Regents hired the search firm Wheless Partners, based in Atlanta, to assist with identifying candidates. The firm is led by Jodie Jiles, who served with Fisher at the Dallas Fed and is a UT graduate.
Fisher earned an economics degree from Harvard University in 1971 and a master’s of business administration from Stanford University in 1975. He serves on Harvard University’s Board of Overseers, one of the Harvard’s two governing boards, and is a fellow of the American Academy of Arts and Sciences.
In 1994, he beat former Texas Attorney General Jim Mattox in the Democratic primary for U.S. Senate before losing in the fall to Republican Kay Bailey Hutchison.
McRaven, whose command is based at MacDill Air Force Base in Florida, graduated from UT in 1977 with a degree in journalism and has a master’s degree from the Naval Postgraduate School, according to his Facebook page.

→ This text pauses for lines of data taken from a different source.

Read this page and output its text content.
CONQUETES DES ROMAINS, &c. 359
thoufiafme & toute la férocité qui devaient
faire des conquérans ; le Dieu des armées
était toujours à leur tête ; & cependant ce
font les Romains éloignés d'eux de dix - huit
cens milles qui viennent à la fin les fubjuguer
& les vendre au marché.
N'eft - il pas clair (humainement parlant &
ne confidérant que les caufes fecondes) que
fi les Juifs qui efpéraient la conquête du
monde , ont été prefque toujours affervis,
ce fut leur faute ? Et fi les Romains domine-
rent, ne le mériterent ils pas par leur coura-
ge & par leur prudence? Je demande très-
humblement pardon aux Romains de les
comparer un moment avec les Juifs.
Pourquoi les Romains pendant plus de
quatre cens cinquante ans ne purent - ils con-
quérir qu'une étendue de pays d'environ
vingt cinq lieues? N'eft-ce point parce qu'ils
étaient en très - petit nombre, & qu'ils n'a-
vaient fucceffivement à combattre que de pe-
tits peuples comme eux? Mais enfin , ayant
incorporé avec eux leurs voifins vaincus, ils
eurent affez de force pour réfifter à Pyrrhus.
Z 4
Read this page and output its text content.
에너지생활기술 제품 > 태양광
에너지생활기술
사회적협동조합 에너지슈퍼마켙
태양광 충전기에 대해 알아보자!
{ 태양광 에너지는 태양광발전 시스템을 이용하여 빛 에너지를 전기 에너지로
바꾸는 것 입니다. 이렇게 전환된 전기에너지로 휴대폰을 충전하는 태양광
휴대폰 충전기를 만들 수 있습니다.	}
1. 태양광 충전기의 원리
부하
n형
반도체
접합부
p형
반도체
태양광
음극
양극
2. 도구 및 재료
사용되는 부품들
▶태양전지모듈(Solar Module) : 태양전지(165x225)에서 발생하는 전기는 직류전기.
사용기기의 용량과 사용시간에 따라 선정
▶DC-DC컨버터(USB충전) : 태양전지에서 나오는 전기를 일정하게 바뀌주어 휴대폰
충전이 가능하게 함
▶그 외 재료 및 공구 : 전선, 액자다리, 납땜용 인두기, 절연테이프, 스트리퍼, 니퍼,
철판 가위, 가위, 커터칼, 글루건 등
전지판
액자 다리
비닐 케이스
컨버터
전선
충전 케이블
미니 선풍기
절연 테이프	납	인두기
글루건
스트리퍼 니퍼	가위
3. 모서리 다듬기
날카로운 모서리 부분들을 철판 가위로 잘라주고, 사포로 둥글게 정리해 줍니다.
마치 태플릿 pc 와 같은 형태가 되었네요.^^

A Navy SEAL, he ended his commencement speech by saying: “Know that life is not fair and that you will fail often, but if you take some risks, step up when the times are toughest, face down the bullies, lift up the downtrodden and never, ever give up … (the) next generation and the generations that follow will live in a world far better than the one we have today and what started here will indeed have changed the world — for the better.”